Prep 15 mins
Cook 15 mins
- 100 g butter or 100 g margarine
- 100 g caster sugar
- 100 g self-raising flour, sifted
- 2 eggs
- 1 teaspoon vanilla essence
- 1 teaspoon baking powder
- 2 tablespoons milk
- 100 g white chocolate
- 3 tablespoons double cream
- 200 g cream cheese
- 40 g icing sugar, sifted
- Make the white chocolate cupcakes.
- Preheat the oven to 180°C (Electric oven | Electric fan oven 160°C | Gas Mark 4) and place 12 paper cases into a muffin tin.
- Using an electric whisk, food processor or wooden spoon, beat the butter or margarine and sugar until very light and fluffy.
- Add the eggs one at a time, beating each one in well before adding the next. Add the vanilla essence.
- Carefully fold in the flour and baking powder if using.
- Thin the cake mixture with the milk.
- Alternatively, you can mix the ingredients together using a food processor. Use the pulse button to mix together in between adding the ingredients in the order above.
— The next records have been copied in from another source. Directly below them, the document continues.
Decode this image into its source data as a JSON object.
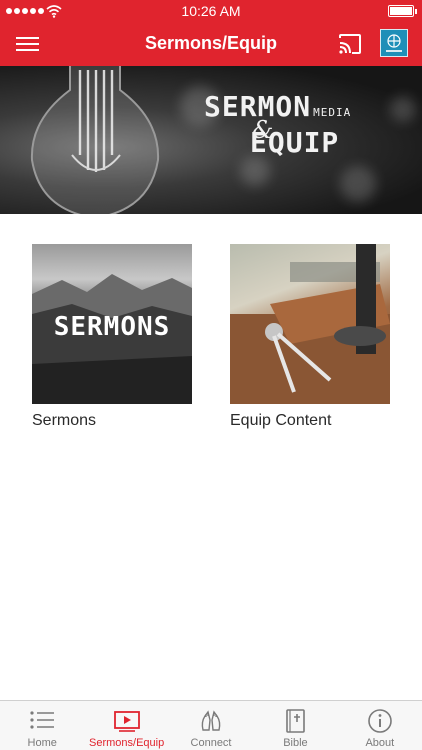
{
  "status_bar": {
    "time": "10:26 AM"
  },
  "nav_bar": {
    "title": "Sermons/Equip"
  },
  "banner": {
    "line1": "SERMON",
    "line1_small": "MEDIA",
    "amp": "&",
    "line2": "EQUIP"
  },
  "cards": [
    {
      "thumb_text": "SERMONS",
      "label": "Sermons"
    },
    {
      "thumb_text": "",
      "label": "Equip Content"
    }
  ],
  "tab_bar": {
    "items": [
      {
        "label": "Home",
        "icon": "list-icon"
      },
      {
        "label": "Sermons/Equip",
        "icon": "play-icon",
        "active": true
      },
      {
        "label": "Connect",
        "icon": "praying-hands-icon"
      },
      {
        "label": "Bible",
        "icon": "bible-icon"
      },
      {
        "label": "About",
        "icon": "info-icon"
      }
    ]
  },
  "colors": {
    "brand_red": "#e0242e",
    "tab_inactive": "#7a7a7a",
    "logo_blue": "#1f8fb8"
  }
}
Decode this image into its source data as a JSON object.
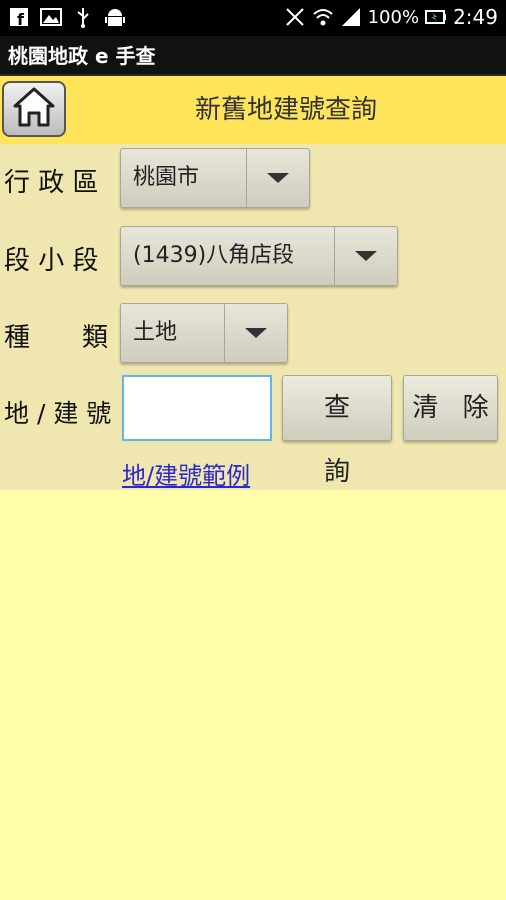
{
  "status_bar": {
    "left_icons": [
      "facebook-icon",
      "image-icon",
      "usb-icon",
      "android-icon"
    ],
    "right_icons": [
      "vibrate-icon",
      "wifi-icon",
      "signal-icon"
    ],
    "battery_text": "100%",
    "battery_icon": "battery-charging-icon",
    "time": "2:49"
  },
  "app": {
    "title": "桃園地政 e 手查"
  },
  "header": {
    "title": "新舊地建號查詢",
    "home_icon": "home-icon"
  },
  "form": {
    "district": {
      "label": "行 政 區",
      "value": "桃園市"
    },
    "section": {
      "label": "段 小 段",
      "value": "(1439)八角店段"
    },
    "type": {
      "label": "種　　類",
      "value": "土地"
    },
    "number": {
      "label": "地 / 建 號",
      "value": "",
      "placeholder": ""
    },
    "search_button": "查 詢",
    "clear_button": "清 除",
    "example_link": "地/建號範例"
  },
  "colors": {
    "background": "#fffdaa",
    "header": "#ffe45a",
    "panel": "#efe7af",
    "link": "#2a2acc",
    "input_border": "#5fb7e8"
  }
}
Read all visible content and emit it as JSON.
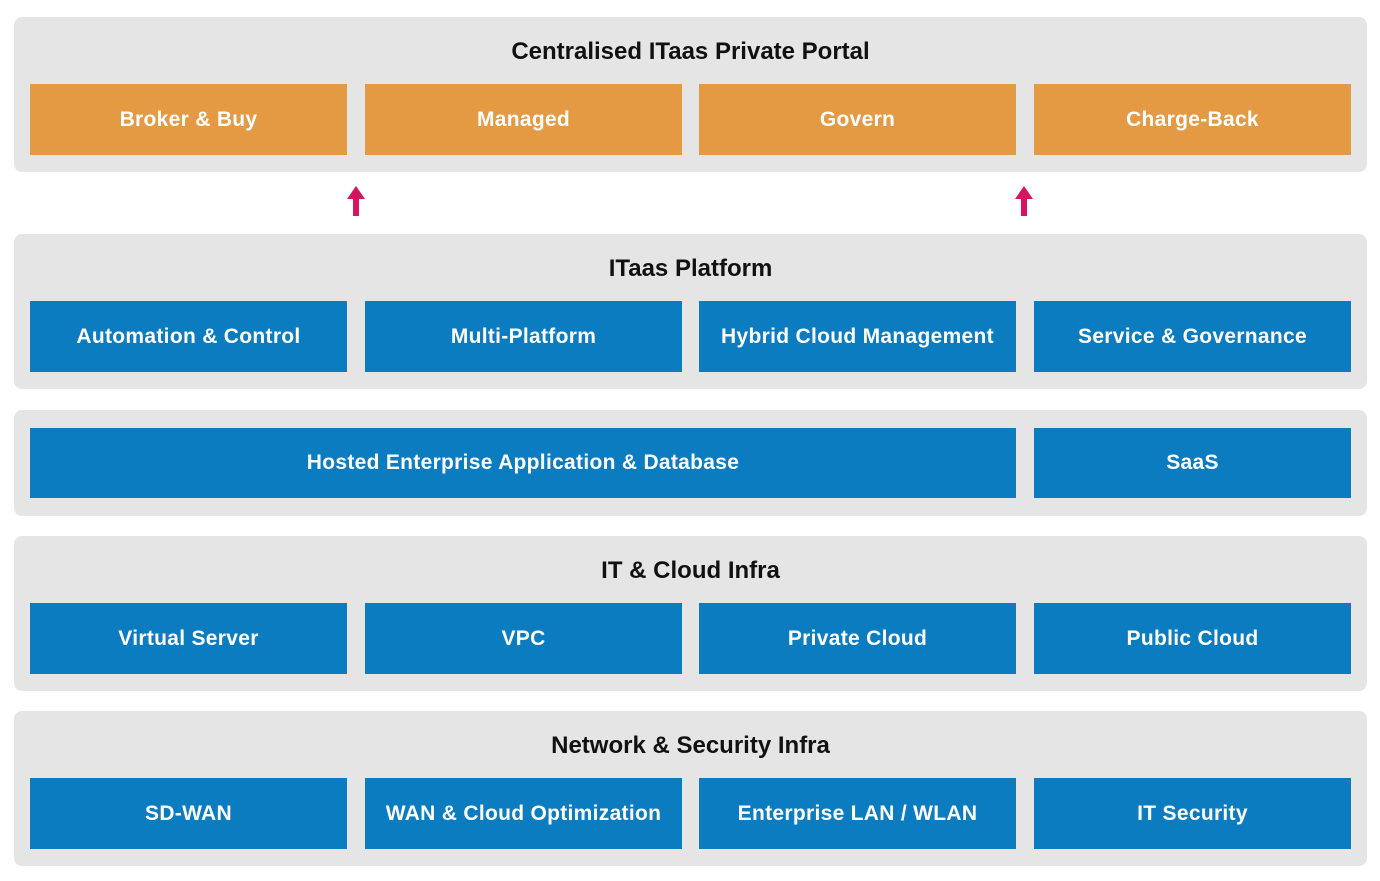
{
  "colors": {
    "panel_bg": "#e5e5e5",
    "portal_box": "#e49a43",
    "layer_box": "#0c7cc1",
    "arrow": "#d6145f"
  },
  "portal": {
    "title": "Centralised ITaas Private Portal",
    "items": [
      "Broker & Buy",
      "Managed",
      "Govern",
      "Charge-Back"
    ]
  },
  "arrows": [
    {
      "icon": "arrow-up-icon",
      "direction": "up"
    },
    {
      "icon": "arrow-up-icon",
      "direction": "up"
    }
  ],
  "platform": {
    "title": "ITaas Platform",
    "items": [
      "Automation & Control",
      "Multi-Platform",
      "Hybrid Cloud Management",
      "Service & Governance"
    ]
  },
  "applications": {
    "items": [
      "Hosted Enterprise Application & Database",
      "SaaS"
    ]
  },
  "cloud_infra": {
    "title": "IT & Cloud Infra",
    "items": [
      "Virtual Server",
      "VPC",
      "Private Cloud",
      "Public Cloud"
    ]
  },
  "network_infra": {
    "title": "Network & Security Infra",
    "items": [
      "SD-WAN",
      "WAN & Cloud Optimization",
      "Enterprise LAN / WLAN",
      "IT Security"
    ]
  }
}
- Bake in the oven for 10 - 20 minutes. After 10 minutes, check to see if the chocolate cupcakes are ready by inserting a cocktail stick into one of the cupcakes. If it comes out dry then the cupcakes are done. If not, then back in the oven for a few minutes more. Don't overcook the chocolate cupcakes otherwise they will dry out. Lift the cupcakes out of the muffin tin and leave to cool on a wire rack.
- Make the white chocolate cream cheese icing.
- Place the chocolate and double cream in the microwave until just melted - under a minute should do. Stir to combine and allow to cool slightly.
- Add the cream cheese and icing sugar.
- Using an electric whisk, food processor or wooden spoon, beat the mixture until combined.
- When the cakes are cool, drizzle some chocolate icing mixture over the top of each cupcake. These white chocolate cupcakes are best eaten on the day they are made.